Anna Paula Bennech, Brazil living in Germany
University and area of study: Political science at the University of Würzburg
Favourite part about research: Interaction and exchange with a diverse group of researchers (different generations, backgrounds and research fields)
Thematic focus for Feminae Carta: Women’s well-being in Latin America and North America
Most interesting finding from my research: A lot is going on out there to bring us hope and innovative insights. There are incredible initiatives to improve women’s and girls' well-being, it's a matter of listening to what they have to say and learning from them!

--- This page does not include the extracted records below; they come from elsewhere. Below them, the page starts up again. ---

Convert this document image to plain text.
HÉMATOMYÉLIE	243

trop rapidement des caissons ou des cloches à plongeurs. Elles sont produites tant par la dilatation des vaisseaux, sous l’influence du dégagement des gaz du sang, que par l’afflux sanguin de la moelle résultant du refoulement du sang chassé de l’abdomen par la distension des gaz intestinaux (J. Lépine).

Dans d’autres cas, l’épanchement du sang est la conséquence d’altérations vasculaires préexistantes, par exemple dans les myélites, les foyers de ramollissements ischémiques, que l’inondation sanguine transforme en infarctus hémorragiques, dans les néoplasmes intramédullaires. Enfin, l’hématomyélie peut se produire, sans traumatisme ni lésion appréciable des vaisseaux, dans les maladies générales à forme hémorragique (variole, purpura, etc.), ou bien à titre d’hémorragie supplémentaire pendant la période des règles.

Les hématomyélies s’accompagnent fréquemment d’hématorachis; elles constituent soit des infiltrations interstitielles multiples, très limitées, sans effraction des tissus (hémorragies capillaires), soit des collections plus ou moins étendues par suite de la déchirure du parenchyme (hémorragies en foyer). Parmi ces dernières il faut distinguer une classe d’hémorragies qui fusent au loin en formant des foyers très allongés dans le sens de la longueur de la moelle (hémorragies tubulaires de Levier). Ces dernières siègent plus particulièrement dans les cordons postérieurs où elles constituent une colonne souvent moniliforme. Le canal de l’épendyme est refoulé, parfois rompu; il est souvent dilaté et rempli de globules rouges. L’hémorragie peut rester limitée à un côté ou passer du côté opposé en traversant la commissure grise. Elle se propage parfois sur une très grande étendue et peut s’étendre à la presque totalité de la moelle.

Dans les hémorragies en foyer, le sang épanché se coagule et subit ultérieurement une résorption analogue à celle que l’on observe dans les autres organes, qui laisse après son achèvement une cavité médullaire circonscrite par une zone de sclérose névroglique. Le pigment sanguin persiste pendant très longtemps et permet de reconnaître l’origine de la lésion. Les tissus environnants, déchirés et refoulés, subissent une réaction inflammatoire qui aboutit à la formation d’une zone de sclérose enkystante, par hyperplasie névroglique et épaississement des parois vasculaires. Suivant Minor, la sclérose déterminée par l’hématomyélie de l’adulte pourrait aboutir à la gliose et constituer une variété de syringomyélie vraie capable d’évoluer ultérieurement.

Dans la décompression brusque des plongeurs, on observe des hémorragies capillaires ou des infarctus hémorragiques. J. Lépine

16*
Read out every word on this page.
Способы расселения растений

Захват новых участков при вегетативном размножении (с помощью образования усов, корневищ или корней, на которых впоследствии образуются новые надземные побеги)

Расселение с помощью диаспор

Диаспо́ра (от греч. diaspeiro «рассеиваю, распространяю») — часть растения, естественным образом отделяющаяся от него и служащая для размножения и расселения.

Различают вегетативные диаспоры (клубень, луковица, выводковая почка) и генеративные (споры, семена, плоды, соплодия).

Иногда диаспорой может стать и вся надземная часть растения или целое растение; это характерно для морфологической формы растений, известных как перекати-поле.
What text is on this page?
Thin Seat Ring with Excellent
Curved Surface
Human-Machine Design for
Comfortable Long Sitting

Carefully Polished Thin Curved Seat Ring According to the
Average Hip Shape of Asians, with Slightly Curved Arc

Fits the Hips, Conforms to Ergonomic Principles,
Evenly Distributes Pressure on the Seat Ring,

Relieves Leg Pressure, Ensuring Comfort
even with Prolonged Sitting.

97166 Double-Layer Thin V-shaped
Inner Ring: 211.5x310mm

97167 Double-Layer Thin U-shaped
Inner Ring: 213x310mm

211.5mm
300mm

Hopefulness always was one of my core characteristics. Not afraid of cliches, I would describe myself as a believer — in people, in life, in social justice. And we live in a weird world for believers. Between the COVID-19 pandemic and issues around gender inequality it has enhanced, it feels like chaos is peeking at us no matter where we look, leading my hopeful believer's heart to flirt with hopelessness and anger.
However, I learned my feelings are legitimate and feeling these emotions is part of being a researcher and activist for gender equality. Knowing we are not alone keeps our hearts warm and our heads up. We are many. We are brave, creative and intelligent.
We are living the apogee of a broader health care crisis — a gendered crisis — and we need to engage in change. Meaningful and creative change. Feminae Carta has been this transformation, bringing scientific evidence closer to social and political solutions committed with an intersectional approach.
My research focused on women's well-being in Latin America and North America. From comparing access to health care and sexual and reproductive rights in Brazil and the U.S., I demonstrated that wealth and fair health care are not necessarily directly related. Public policies need a strategic investment of resources and a design from an intersectional perspective. Hence, my policy prescriptions include:
Including women and girls in decision-making processes;
Valuing the local, learning from ongoing self-organization initiatives and investing in community-based primary care; and
Taking multidimensional and evidence-based joint action, valuing diversity and teamwork.